"I hold the lock and you hold the key"Fans of utmost devotion we are, the incomparable, multi-multi-faceted career of the Queen of Pop continues to fascinate and intrigue us. Many a time we find ourselves making our way through her back catologue, and struggling to connect the girl who sung of her "Borderline"-related issues with the woman who had a hand in fashioning the masterpiece that is 1998's Ray of Light. Indeed, either of those two characters with the dance floor mistress of "Hung Up". Like all human beings, Madonna has changed dramatically but has provided us with a creative platform and outlet through which to observe her personal evolution. Two very different songs from two very different eras, "Open Your Heart" and "Frozen" show almost opposing sides to her personality and musical output, but are connected in more ways than are instantly noticeable.
"Open Your Heart", True Blue (1986)
"Give yourself to me / You hold the key"
"Frozen", Ray of Light (1998)
"Open Your Heart" was lifted from 1986's True Blue, to this date the best selling Madonna album and possibly the finest example of her imperial era. One of those songs everybody knows, even if they're not entirely sure who sung it, the basic theme is of unlocking someone's affection and love. The mood is upbeat, hopeful, almost joyful - and those synths are shiver-inducing. The video is one of her most iconic, and the song itself has provided for two instantly recognisable performances; first an opener to the Who's That Girl World Tour, secondly as the follow-up to the Blond Ambition Tour's "Express Yourself" opener. The clear desperation of the lyrics is overshadowed by the sheer power and determination of the vocals and music, qualities which form definite components of Madonna's personality.
Twelve years later, Madonna was a very different person. So it would seem. Now a mother, now long since in the business of producing throwaway pop number ones, she preceded the release of her finest body of work with the lead single, "Frozen". It was truly like nothing she had ever done before; a composition of beautifully sinister strings arranged by Craig Armstrong ("Unfinished Sympathy"), heart-wrenching vocals and lyrics speaking of breaking down barriers, frustration with resistance and... unlocking affection and love. Where have we heard that before? "Frozen" is high-brow pop music at it's finest, an incredibly mature but widely accessible piece of work reeking of genuine tragedy, unsettling determination and spine-tingling beauty. As wonderful as "Open Your Heart" is, surely it's miles behind "Frozen"?

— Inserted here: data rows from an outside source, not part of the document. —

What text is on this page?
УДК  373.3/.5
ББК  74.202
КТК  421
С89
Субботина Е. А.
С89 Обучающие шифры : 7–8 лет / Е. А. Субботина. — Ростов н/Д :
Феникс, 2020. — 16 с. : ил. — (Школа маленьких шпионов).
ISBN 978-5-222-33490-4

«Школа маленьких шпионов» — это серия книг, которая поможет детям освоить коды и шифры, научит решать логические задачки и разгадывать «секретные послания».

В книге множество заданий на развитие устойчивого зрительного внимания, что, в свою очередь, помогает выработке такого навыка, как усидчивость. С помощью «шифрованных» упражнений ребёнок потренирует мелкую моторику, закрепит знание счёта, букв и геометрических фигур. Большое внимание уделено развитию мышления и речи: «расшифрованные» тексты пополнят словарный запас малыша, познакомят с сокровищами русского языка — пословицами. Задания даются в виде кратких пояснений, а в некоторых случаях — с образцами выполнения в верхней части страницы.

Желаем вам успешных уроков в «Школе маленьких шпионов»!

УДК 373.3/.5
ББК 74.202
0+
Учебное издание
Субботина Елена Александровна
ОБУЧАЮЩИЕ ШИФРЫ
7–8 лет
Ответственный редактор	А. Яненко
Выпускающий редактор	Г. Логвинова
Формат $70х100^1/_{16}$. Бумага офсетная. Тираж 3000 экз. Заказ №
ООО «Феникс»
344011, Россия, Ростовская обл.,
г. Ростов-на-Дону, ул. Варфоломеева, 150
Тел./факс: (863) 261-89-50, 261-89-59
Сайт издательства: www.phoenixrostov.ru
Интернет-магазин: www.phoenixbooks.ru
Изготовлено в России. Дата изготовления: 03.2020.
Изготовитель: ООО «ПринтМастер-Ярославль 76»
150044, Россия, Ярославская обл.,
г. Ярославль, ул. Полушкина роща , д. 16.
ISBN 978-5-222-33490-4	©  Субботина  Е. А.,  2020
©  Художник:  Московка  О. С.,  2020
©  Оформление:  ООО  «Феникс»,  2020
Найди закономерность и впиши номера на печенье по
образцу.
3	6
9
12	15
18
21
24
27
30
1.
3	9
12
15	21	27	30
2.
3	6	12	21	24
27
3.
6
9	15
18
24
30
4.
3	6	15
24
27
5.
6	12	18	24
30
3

The way we see it is, while they come from two very different voices they are from the same person (Ed – this is deep). A pair of songs which provide reference points for a person's life at two different periods of time yet in terms of purposes, moods and face-value, completely different. Madonna herself has certainly acknowledged the connection; on the Drowned World Tour, a snippet of the instantly recognisable "Open Your Heart" synth riff is played at the end of a most dramatic performance of "Frozen", which in a tour focused so heavily on 'new' Madonna provided a tantalising connection to the 'old' Madonna which must have been craved so terribly by the audience. In 2009, an incredible trance/dance performance of “Frozen” on the Sticky & Sweet Tour featured actual lyrics from “Open Your Heart”, albeit horrendously auto-tuned. The two tracks are also connected through the involvement of, in this writer’s opinion her finest, most prolific and fruitful collaborator, Patrick Leonard as the producer of “Open Your Heart” and co-writer of “Frozen”.
This entire piece of writing may be an entirely self-indulgent excuse to geek out over music, but this is the kind of thing we love. With an artist like Madonna, whose image is based on constantly evolving and changing as an artist, whose back catalogue is about as diverse and eclectic as you are going to get from a mainstream pop artist, the connections and throwbacks to older parts of her career are rare. We just can’t help but get a buzz from the thought that in 1998 when she was confidently sitting on her proverbial high horse with the Kabbalah, the new outlook on life, the mysticism and maturity, she still felt a tug to the reckless, raucous bombshell of her 1986 self.